President Barack Obama will not issue an executive order to close the Guantanamo Bay detention camp, according to a report. Closing the facility was a 2008 campaign promise that he has not been able to deliver on, citing resistance from Congress.
Officials concluded it would not be viable to use an executive order to shut down the prison, which has been used to hold terrorist suspects since the aftermath of the September 11 attacks in 2001, Reuters reported Monday, citing sources close to the Obama administration.
This contradicts the White House’s repeated statements that it will not rule out the use of unilateral executive action to close the military prison. Obama has expressed his desire to fulfill his campaign promise to close the camp by working with Congress, but many lawmakers oppose moving terrorism suspects from Cuba to US soil.
Current law prevents the military from using taxpayer dollars to move detainees to US prisons, which would be extended by this year’s National Defense Authorization Act (NDAA) into fiscal year 2017. Obama has threatened to veto the NDAA due to that provision, but that might prove to be an empty gesture, with the White House reportedly relenting on this issue.
White House lawyers found it to be a legally tenuous position to try to override NDAA’s block by executive action, and considered it to be a thorny issue during an election year, Reuters reported.

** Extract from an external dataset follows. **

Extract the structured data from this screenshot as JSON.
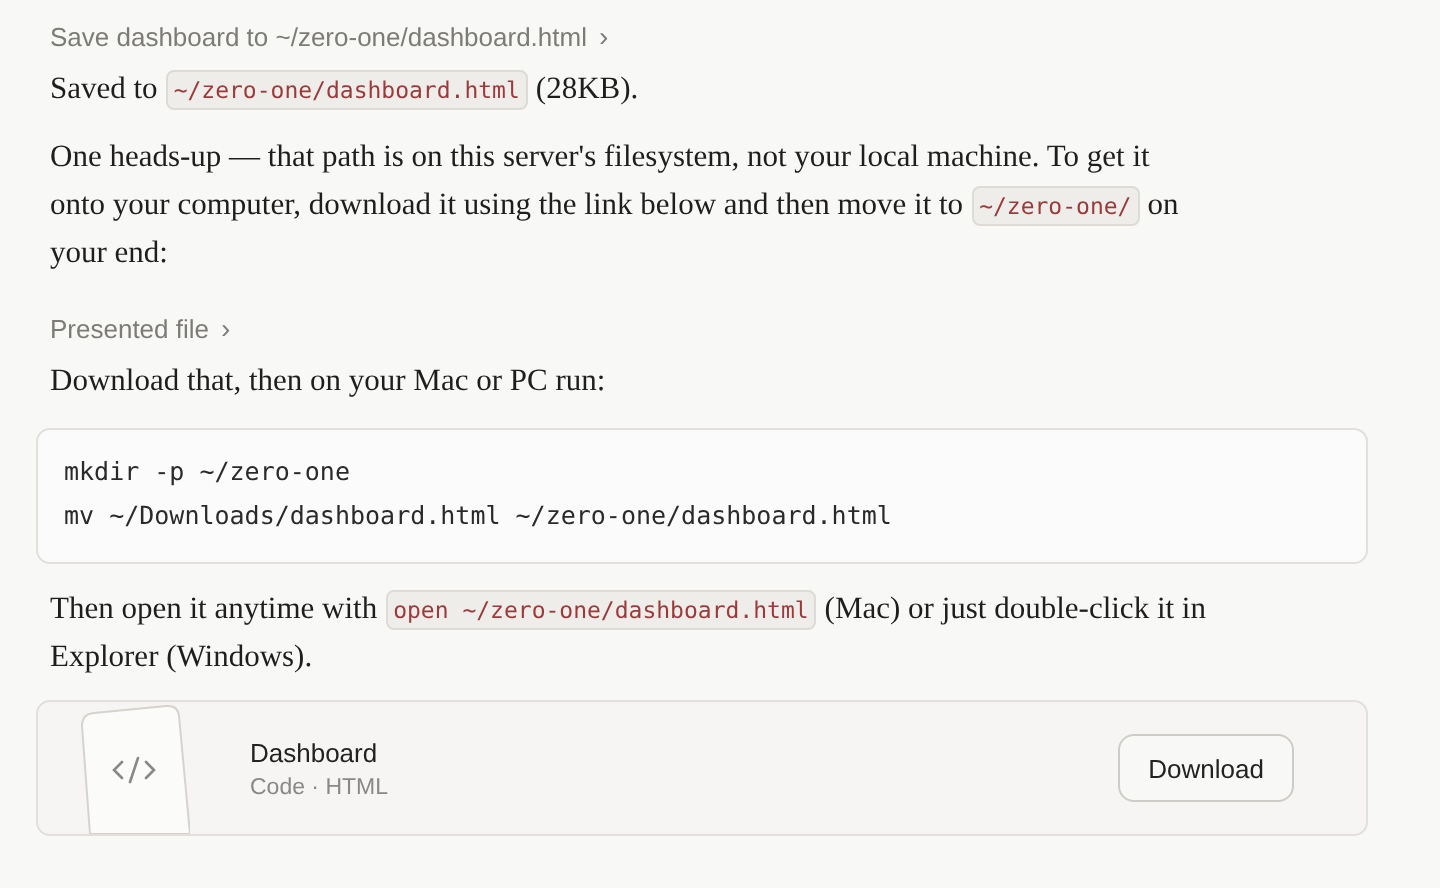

“It was just deemed too difficult to get through all of the hurdles that they would need to get through, and the level of support they were likely to receive on it was thought to be too low to generate such controversy, particularly at a sensitive [time] in an election cycle,” a source told the news wire.
The camp’s existence has been controversial from the start, with activists calling for its closure due to the fact that its detainees are held without charge or trial. Obama’s campaign promise represented a clean break from the Bush-era past, with the president following up with an executive order to close the camp upon taking office in 2009. It was only partially successful thanks to the legal hurdles of prisoner transfer that remain in existence to the present day.
Thirty-one men are still waiting for a hearing or the result of a periodic board review approving their status to be released, and nine other men are considered too dangerous for release, though the US government has not presented any evidence against them, lawyers for the detainees say.
“There is no reason for him not to be cleared. He has never committed any hostile act to the United States. There is no evidence against him,” Nancy Hollander, attorney for detainee Mohamedou Ould Slahi, told RT as part of the GTMO 2016 special report.
Slahi has been detained since 2002, and has been fighting alongside Hollander for his freedom since 2005. He is the author of ‘Guantánamo Diary,’ a heavily redacted bestseller and the only book written by a prisoner at the facility.
The Sisyphean nature of the legal struggle is characteristic of many who still reside in Guantanamo. Habeas corpus, the constitutional principle that protects citizens against unjust imprisonment, doesn’t apply in the camp that is located about 500 miles south of Florida.
“[T]he US government took the position, because they were holding them in Guantanamo, which is technically outside US sovereign territory, that they had no constitutional rights and no access to our courts,” Thomas Wilner, a lawyer who represented a dozen of Kuwaiti detainees, told RT America.